< Prediker 1 >
1 De woorden van den prediker, den zoon van David, den koning te Jeruzalem.
The words of the preacher, the son of David, king of Jerusalem.
2 Ijdelheid der ijdelheden, zegt de prediker; ijdelheid der ijdelheden, het is al ijdelheid.
Vanity of vanities, saith the preacher, vanity of vanities; all [is] vanity.
3 Wat voordeel heeft de mens van al zijn arbeid, dien hij arbeidt onder de zon?
What profit hath a man of all his labor, which he taketh under the sun?
4 Het ene geslacht gaat, en het andere geslacht komt; maar de aarde staat in der eeuwigheid.
[One] generation passeth away, and [another] generation cometh: but the earth abideth for ever.
5 Ook rijst de zon op, en de zon gaat onder, en zij hijgt naar haar plaats, waar zij oprees.
The sun also riseth, and the sun goeth down, and hasteth to his place where he arose.
6 Zij gaat naar het zuiden, en zij gaat om naar het noorden; de wind gaat steeds omgaande, en de wind keert weder tot zijn omgangen.
The wind goeth towards the south, and turneth about to the north; it whirleth about continually, and the wind returneth again according to its circuits.
7 Al de beken gaan in de zee, nochtans wordt de zee niet vol; naar de plaats, waar de beken heengaan, derwaarts gaande keren zij weder.
All the rivers run into the sea; yet the sea [is] not full; to the place from whence the rivers come, thither they return again.
8 Al deze dingen worden zo moede, dat het niemand zou kunnen uitspreken; het oog wordt niet verzadigd met zien; en het oor wordt niet vervuld van horen.
All things [are] full of labor; man cannot utter [it]: the eye is not satisfied with seeing, nor the ear filled with hearing.
9 Hetgeen er geweest is, hetzelve zal er zijn, en hetgeen er gedaan is, hetzelve zal er gedaan worden; zodat er niets nieuws is onder de zon.
The thing that hath been, it [is that] which shall be; and that which is done [is] that which shall be done: and [there is] no new [thing] under the sun.

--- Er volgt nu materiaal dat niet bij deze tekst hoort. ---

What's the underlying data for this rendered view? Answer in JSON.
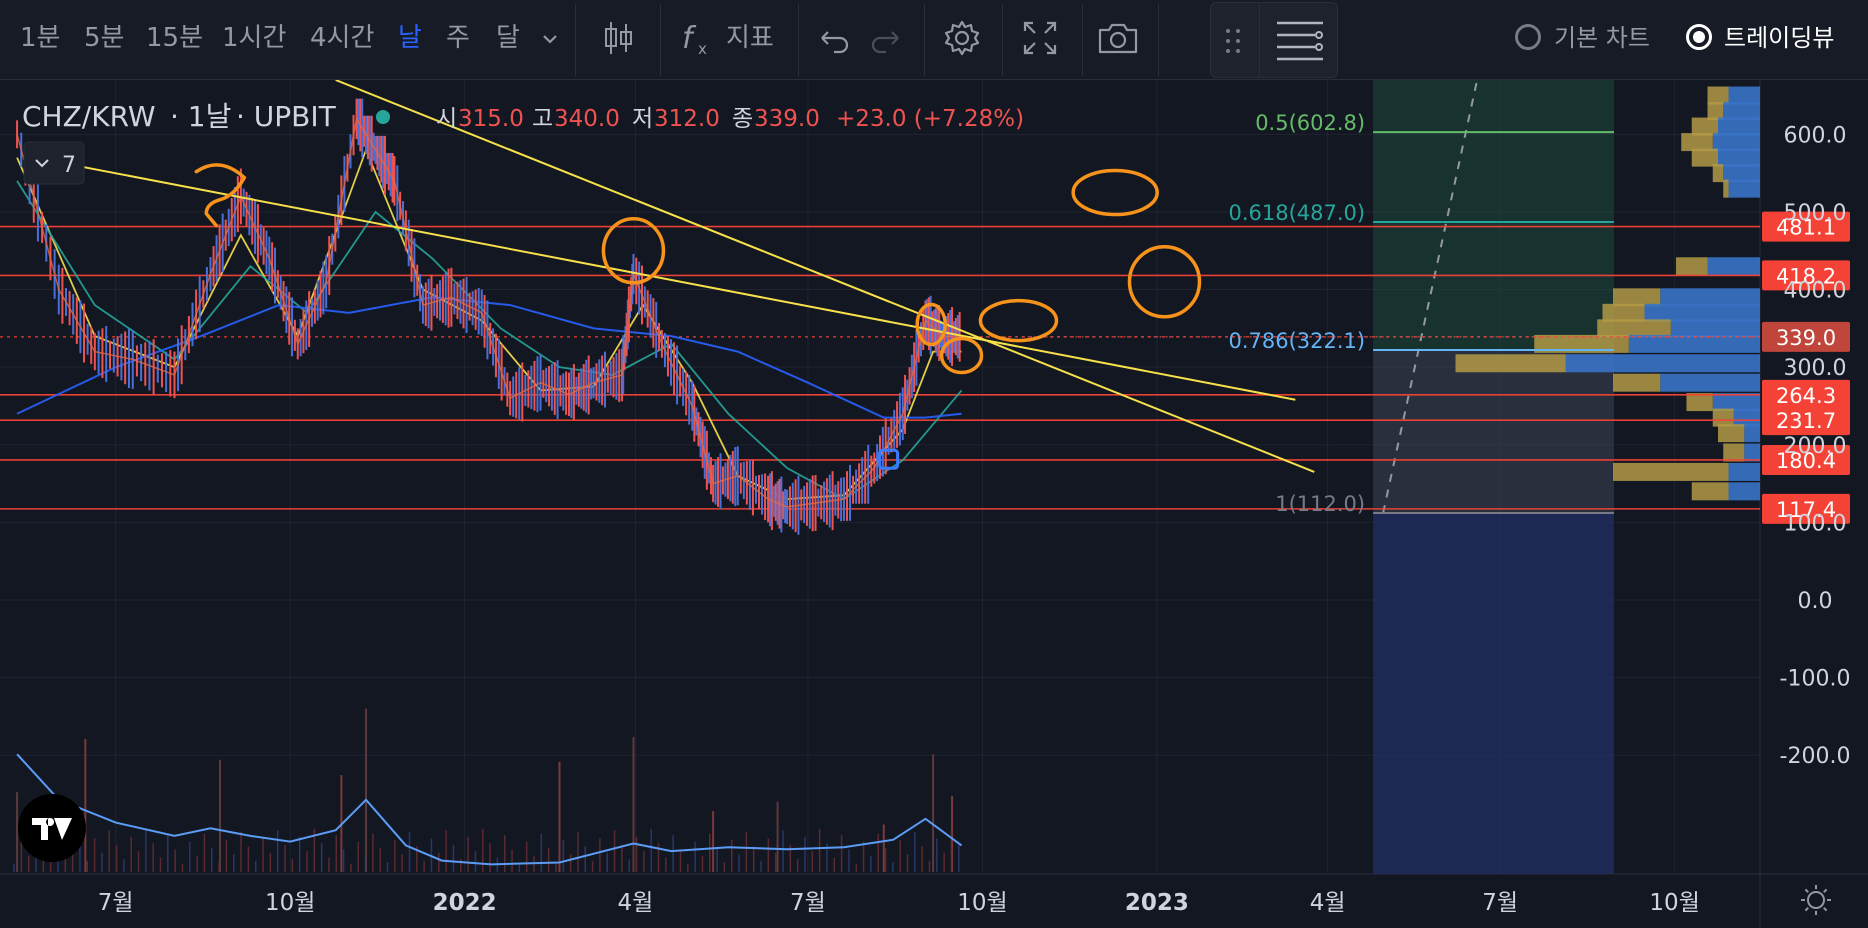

10 Is er enig ding, waarvan men zou kunnen zeggen: Ziet dat, het is nieuw? Het is alreeds geweest in de eeuwen, die voor ons geweest zijn.
Is there [any] thing of which it may be said, See, this [is] new? it hath been already of old time, which was before us.
11 Er is geen gedachtenis van de voorgaande dingen; en van de navolgende dingen, die zijn zullen, van dezelve zal ook geen gedachtenis zijn bij degenen, die namaals wezen zullen.
[There is] no remembrance of former [things]; neither shall there be [any] remembrance of [things] that are to come with [those] that shall come after.
12 Ik, prediker, was koning over Israel te Jeruzalem.
I the preacher was king over Israel in Jerusalem.
13 En ik begaf mijn hart om met wijsheid te onderzoeken, en na te speuren al wat er geschiedt onder den hemel. Deze moeilijke bezigheid heeft God den kinderen der mensen gegeven, om zich daarin te bekommeren.
And I gave my heart to seek and search out by wisdom concerning all [things] that are done under heaven: this grievous labor hath God given to the sons of man to be exercised with it.
14 Ik zag al de werken aan, die onder de zon geschieden; en ziet, het was al ijdelheid en kwelling des geestes.
I have seen all the works that are done under the sun; and behold, all [is] vanity and vexation of spirit.
15 Het kromme kan niet recht gemaakt worden; en hetgeen ontbreekt, kan niet geteld worden.
[That which is] crooked cannot be made straight: and that which is wanting cannot be numbered.
16 Ik sprak met mijn hart, zeggende: Zie, ik heb wijsheid vergroot en vermeerderd, boven allen, die voor mij te Jeruzalem geweest zijn; en mijn hart heeft veel wijsheid en wetenschap gezien.
I communed with my own heart, saying, Lo, I have come to great estate, and have gained more wisdom than all [they] that have been before me in Jerusalem: and my heart had great experience of wisdom and knowledge.
17 En ik begaf mijn hart om wijsheid en wetenschap te weten, onzinnigheden en dwaasheid; ik ben gewaar geworden, dat ook dit een kwelling des geestes is.
And I gave my heart to know wisdom, and to know madness and folly: I perceived that this also is vexation of spirit.
18 Want in veel wijsheid is veel verdriet; en die wetenschap vermeerdert, vermeerdert smart.
For in much wisdom [is] much grief: and he that increaseth knowledge increaseth sorrow.